Noting that gray markets are not illegal, he suggested that the term given for this alternative supply route "suggests it's something nefarious, but it's not." Instead, Dr. Zivot maintained the root of the problem lies within the complex purchasing contracts between manufacturers and groups that join together to create pricing leverage.

"There are not enough manufacturers, but there are also not enough buyers. Fewer people in the marketplace affect the supply chain," he said. "It's not a free market or a regulated market. It's the worst of both worlds."

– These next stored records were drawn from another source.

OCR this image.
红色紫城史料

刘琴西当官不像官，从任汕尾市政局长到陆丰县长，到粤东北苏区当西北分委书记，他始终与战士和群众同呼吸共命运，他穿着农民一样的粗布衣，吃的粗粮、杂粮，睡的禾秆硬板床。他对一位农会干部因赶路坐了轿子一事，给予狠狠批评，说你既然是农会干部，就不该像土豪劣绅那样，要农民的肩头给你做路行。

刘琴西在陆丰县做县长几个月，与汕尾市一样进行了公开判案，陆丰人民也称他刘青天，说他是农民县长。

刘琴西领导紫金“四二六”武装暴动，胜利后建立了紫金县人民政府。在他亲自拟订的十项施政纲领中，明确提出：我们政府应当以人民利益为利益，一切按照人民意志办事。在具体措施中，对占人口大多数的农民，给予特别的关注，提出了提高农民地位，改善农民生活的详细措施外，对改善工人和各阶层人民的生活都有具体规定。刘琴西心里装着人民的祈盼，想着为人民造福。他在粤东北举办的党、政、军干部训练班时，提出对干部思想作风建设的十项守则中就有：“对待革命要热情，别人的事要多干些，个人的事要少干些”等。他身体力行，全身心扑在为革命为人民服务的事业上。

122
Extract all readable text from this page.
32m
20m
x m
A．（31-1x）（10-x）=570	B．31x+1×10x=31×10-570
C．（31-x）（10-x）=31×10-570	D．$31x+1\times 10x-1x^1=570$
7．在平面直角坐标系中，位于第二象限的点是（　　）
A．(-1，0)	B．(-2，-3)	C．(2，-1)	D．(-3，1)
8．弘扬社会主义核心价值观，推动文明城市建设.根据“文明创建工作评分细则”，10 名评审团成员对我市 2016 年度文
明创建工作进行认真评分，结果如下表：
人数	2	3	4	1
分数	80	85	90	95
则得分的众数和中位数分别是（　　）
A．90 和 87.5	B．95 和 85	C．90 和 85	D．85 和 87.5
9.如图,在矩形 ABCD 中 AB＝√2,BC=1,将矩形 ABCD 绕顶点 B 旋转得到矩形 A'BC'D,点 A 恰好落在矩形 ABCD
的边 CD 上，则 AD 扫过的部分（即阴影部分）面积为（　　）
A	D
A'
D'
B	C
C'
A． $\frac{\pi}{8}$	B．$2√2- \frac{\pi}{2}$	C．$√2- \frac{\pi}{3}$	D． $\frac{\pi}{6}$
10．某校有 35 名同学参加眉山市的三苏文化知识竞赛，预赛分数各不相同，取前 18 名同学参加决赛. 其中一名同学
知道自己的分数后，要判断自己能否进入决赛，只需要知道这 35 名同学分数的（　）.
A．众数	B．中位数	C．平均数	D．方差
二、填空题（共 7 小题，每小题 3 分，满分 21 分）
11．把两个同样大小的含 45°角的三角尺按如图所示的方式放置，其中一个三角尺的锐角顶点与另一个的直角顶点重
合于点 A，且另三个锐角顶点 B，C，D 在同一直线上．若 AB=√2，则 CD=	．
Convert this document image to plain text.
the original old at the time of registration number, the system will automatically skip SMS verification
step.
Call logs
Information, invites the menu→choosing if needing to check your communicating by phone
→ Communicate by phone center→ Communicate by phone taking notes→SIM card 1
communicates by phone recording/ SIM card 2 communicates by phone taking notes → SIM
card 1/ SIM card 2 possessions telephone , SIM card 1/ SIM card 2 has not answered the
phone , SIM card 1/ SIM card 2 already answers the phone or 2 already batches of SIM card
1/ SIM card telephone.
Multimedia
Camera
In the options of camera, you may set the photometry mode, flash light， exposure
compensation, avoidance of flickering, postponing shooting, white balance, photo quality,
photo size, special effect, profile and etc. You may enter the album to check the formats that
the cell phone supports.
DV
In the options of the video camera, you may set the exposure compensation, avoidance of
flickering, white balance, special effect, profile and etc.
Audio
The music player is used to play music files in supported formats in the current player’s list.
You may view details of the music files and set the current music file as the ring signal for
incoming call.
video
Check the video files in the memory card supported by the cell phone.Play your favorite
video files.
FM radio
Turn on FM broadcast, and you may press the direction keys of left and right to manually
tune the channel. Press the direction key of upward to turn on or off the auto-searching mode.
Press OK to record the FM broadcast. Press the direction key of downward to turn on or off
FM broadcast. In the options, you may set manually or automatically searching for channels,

Anesthesiologists Say Their Hands Are Tied

John Sconzo, MD, an anesthesiologist practicing at Glens Falls Hospital, New York, drew applause when he questioned the need to use a single vial for a single patient. "What is the data showing it is unsafe to take a 5-mg vial of midazolam and break it down for different patients? I'm talking about one physician using different syringes, not handing if off. We have been doing this for years, and it's gotten vilified. We are facing these shortages, we can't use our clinical judgment, and we are wasting drug."

Dr. Berry responded, "There are rules in place on appropriate sterile techniques to prevent catastrophic outcomes. If all goes okay you may be able to do this, but you can look in the literature and find outbreaks where prescribed infection control practices led to significant infection of patients," he said. "We have to advocate for best practice. The downside is this leads to drug wastage in a time of shortage. That's the tension we are facing."

Dr. Zivot had the final word. "We don't want to be in a situation to have to do that. Our interest is taking care of patients," he said. "The problem is that other people in this story have different interests. Being responsible stewards of a little supply and dividing that into smaller and smaller portions is not the real issue. This is a man-made problem, and it can be fixed by man, but so far it's not."

Dr. Schoenwald, Dr. Berry, Dr. Zivot, Dr. Sconzo, and Dr. Leighton and Ms. Jensen have disclosed no relevant financial relationships.

Anesthesiology 2012: American Society of Anesthesiologists (ASA) 2012 Annual Meeting. Presented October 16, 2012.